We expect that the restrictions will be trivial to circumvent. While the embassy is technically part of Ecuador, its territory is well covered by UK mobile data networks which are not impacted by said restrictions. The move to restrict internet access at the embassy must thus be seen as a symbolic rather than pragmatic action.
The reason for the restrictions provided by the Ecuadorian government is that it suspects Wikileaks is in some capacity assisting the Russian government impact the US election cycle. This matches the narrative put forward in US statements which is denied by Russia. It is unclear wether pressure was put on the Ecuadorian government or if any proof of the various hacking incidents has been provided. That said, it is not unusual for a relatively small country to be willing to take a position in a minor conflict over information disclosure but back away from an escalation potentially involving the two former global hegemonies.

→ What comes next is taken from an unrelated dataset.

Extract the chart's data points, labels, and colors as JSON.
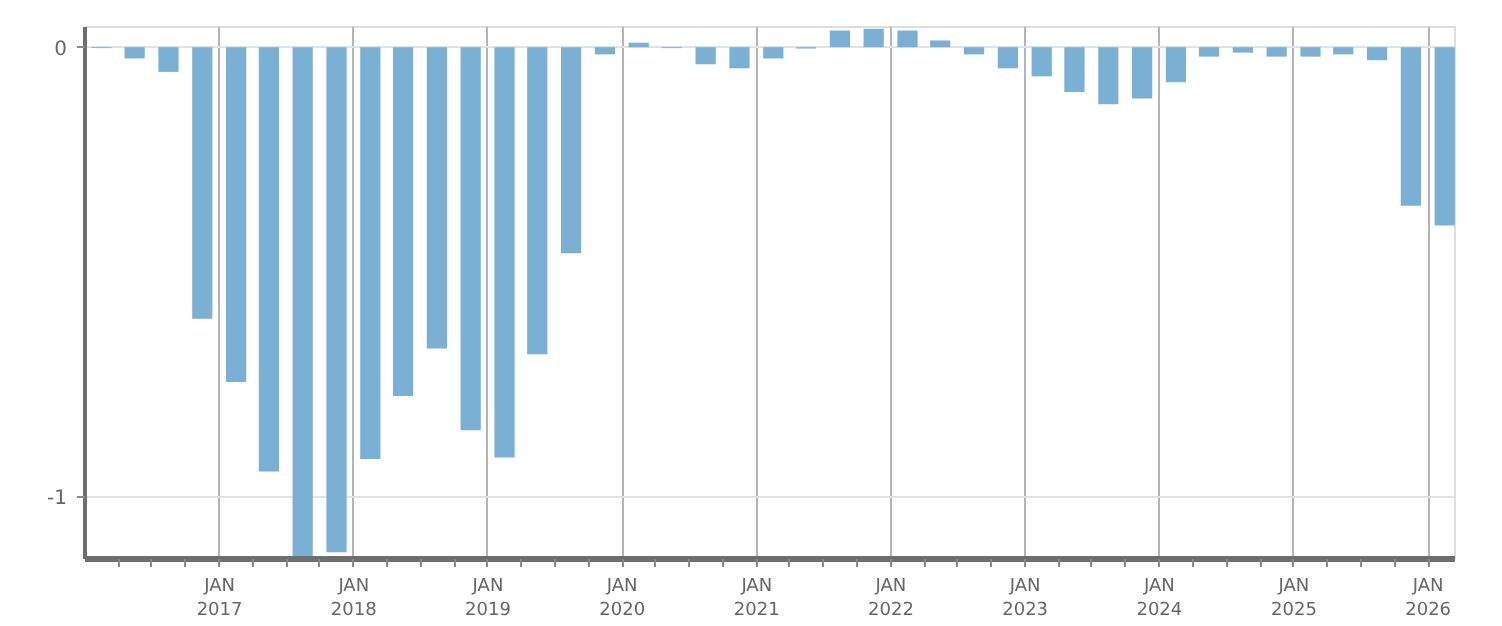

Wikileaks meanwhile maintains that it does not know where the information it publishes comes from. If the information acquisitions systems provided by Wikileaks indeed operate as described, this would be true as long as the source does not disclose their identity voluntarily.
At this point we thus see in full effect what we predicted several months ago:
The anonymous nature of cyber attacks allows the attacker to remain unknown while also allowing the victim to blame any convenient actor. At this point only the US government knows if it has conclusive proof of Russian involvement, only the Russian government knows if it performed the attacks and / or provided the information to Wikileaks and only Wikileaks knows if it knows the identity of the leaker.
We predict a further escalation of cyber attacks and the surrounding rhetoric at least until the US election in November and likely until the inauguration of the new president in January - if not longer.